# great movies about musicians



## Musicalion

what about your favorite films on musicians?
For me the first that come to mind are:
Every Morning of the World (about Marin Marais)
Impromptu (Chopin)


----------



## Lukecash12

I don't know why (the incorrect use of the word song irritates the **** side of my personality), but I always loved that film *"A Song to Remember"*, loosely based off of Chopin. You might say it was my Disney kind of experience growing up to watch films like that.


----------



## Edward Elgar

Has anyone seen the French film, "The Piano Teacher"? I just saw it this evening, good film, but quite sick! It was an interesting juxtoposition placing beauty and culture next to sickness and perversion. I'd recommend it, but please, rental only!


----------



## handlebar

I agree that "Tous les Matins du Monde" is a delightful film as well as "Impromptu","Le Maitre du Musique"(The Music Teacher with Jose Van Dam,etc)and "Amadeus".

"A Song to remember" and " A Song without end" are both good albeit older.

Even though I adore her playing and vintage films, the DuPre film was a waste of time.
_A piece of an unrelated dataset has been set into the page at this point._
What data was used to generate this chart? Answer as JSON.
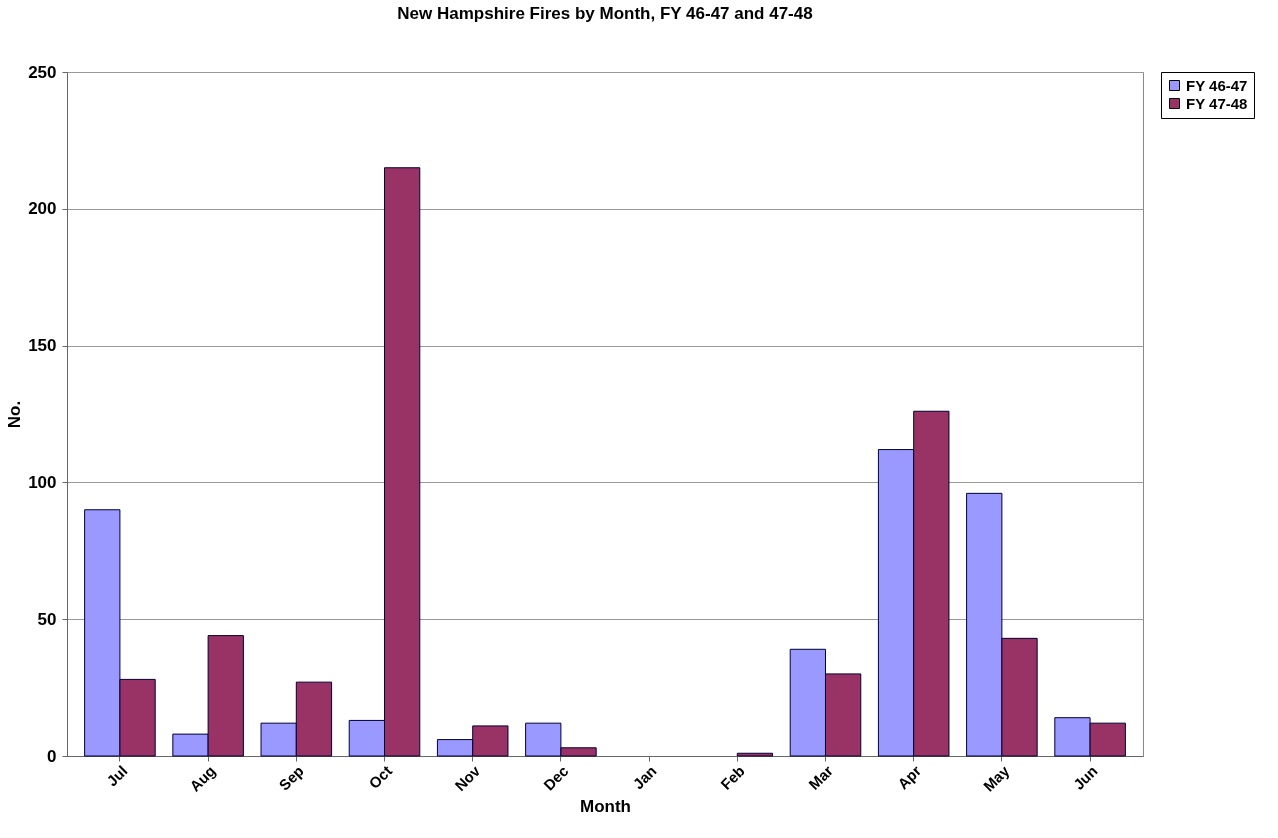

"Wagner" was actually well done as regards cinematography,soundtrack and supporting cast. Well worth seeing for the actors portraying Liszt,Meyerbeer and various others.

Jim


----------



## The Cosmos

Impromptu and Amadeus (scared me quite a bit when I was young) are well worth watching! Those are the only one's I know of about classical composers unfortunately . Otherwise, you could try Walk the Line (Johnny cash), Control (Ian Curtis) and Ray (Ray Charles). There are a couple more general music-related films, but my brain doesn't seem to remember.


----------



## SalieriIsInnocent

Amadeus and Immortal Beloved are my favorites. I didn't like Copying Beethoven because Gary Oldman was so much better at playing the maestro.


----------



## Lukecash12

Immortal Beloved was nice, I agree.


----------



## SalieriIsInnocent

Lukecash12 said:


> Immortal Beloved was nice, I agree.


As far as being 100% historically correct, it isn't completely true. But I feel that Gary Oldman did an amazing job. Now when I read biographies of Beethoven I see him in Gary's likeness LOL. Sadly enough I see Tom Hulce when I read biographies of Mozart.


----------



## audiophilia

Amadeus
Walk the Line


----------